Culture conditions that induce hepatic spheroidal aggregates sustain liver cells with metabolism that mimics in vivo hepatocytes. Here we present an array of elastin-like polypeptide conjugate coating materials (Aminated-ELPs) that are biocompatible, have spheroid-forming capacity, can be coated atop traditional culture surfaces, and maintain structural integrity while ensuring adherence of spheroids over long culture period. The Aminated-ELPs were synthesized either by direct conjugation of ELP and various polyelectrolytes or by conjugating both ELP and various small electrolytes to the reactive polymer poly(2-vinyl-4,4-dimethyl azlactone) (PVDMA). Spheroid morphology, cellular metabolic function, and liver-specific gene expression over the long-term, 20-day culture period were assessed through optical microscopy, measurement of total protein content and albumin and urea production, and quantitative real-time (qRT) PCR. We found that the amine content of the Aminated-ELP coatings dictated the initial hepatocyte attachment, but not the subsequent hepatocyte spheroid formation and their continued attachment. A lower amine content was generally found to sustain higher albumin production by the spheroids. Out of the 19 Aminated-ELP coatings tested, we found that the lysine-containing substrates comprising ELP-polylysine or ELP-PVDMA-butanediamine proved to consistently culture productive spheroidal hepatocytes.
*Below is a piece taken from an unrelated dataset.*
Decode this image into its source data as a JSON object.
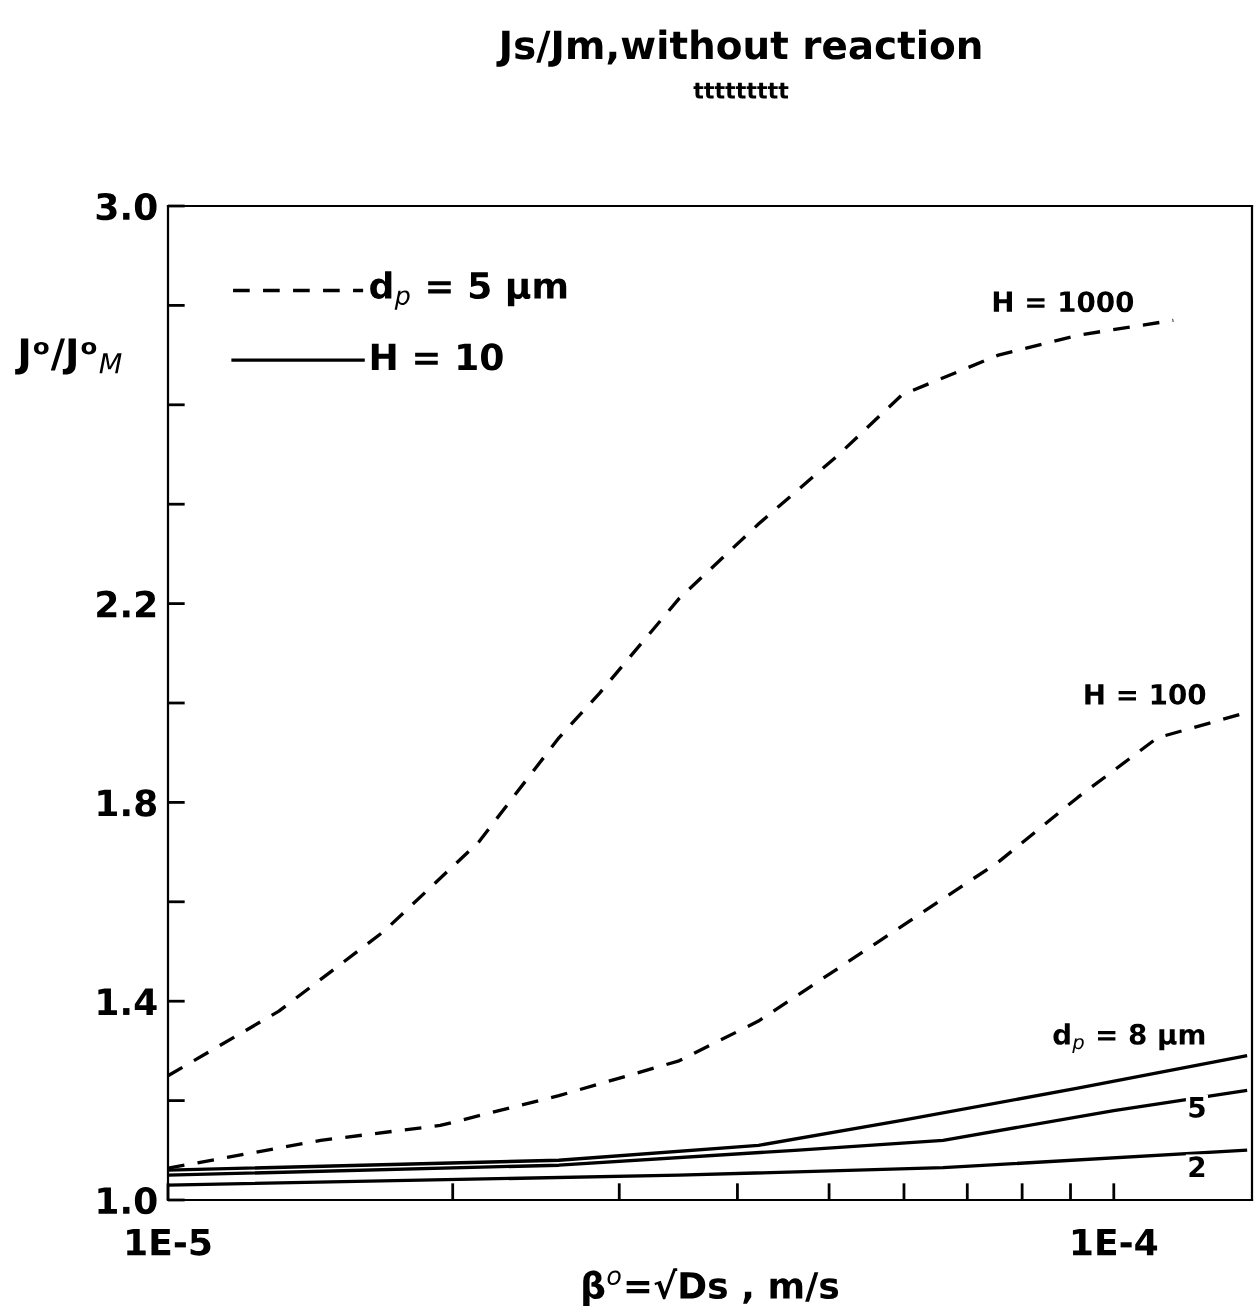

We suggest that the incorporation of lysine functional groups in Aminated-ELP rendered more biocompatible surfaces, increasing spheroid attachment and leading to increased liver-specific function. Taken together, the Aminated-ELP array presented here has the potential to create in vitro hepatocyte culture models that mimic in vivo liver functionality and thus, lead to better understanding of liver pathophysiology and superior screening methods for drug efficacy and toxicity. (c) 2016 Wiley Periodicals, Inc. J Biomed Mater Res Part A: 105A: 377-388, 2017.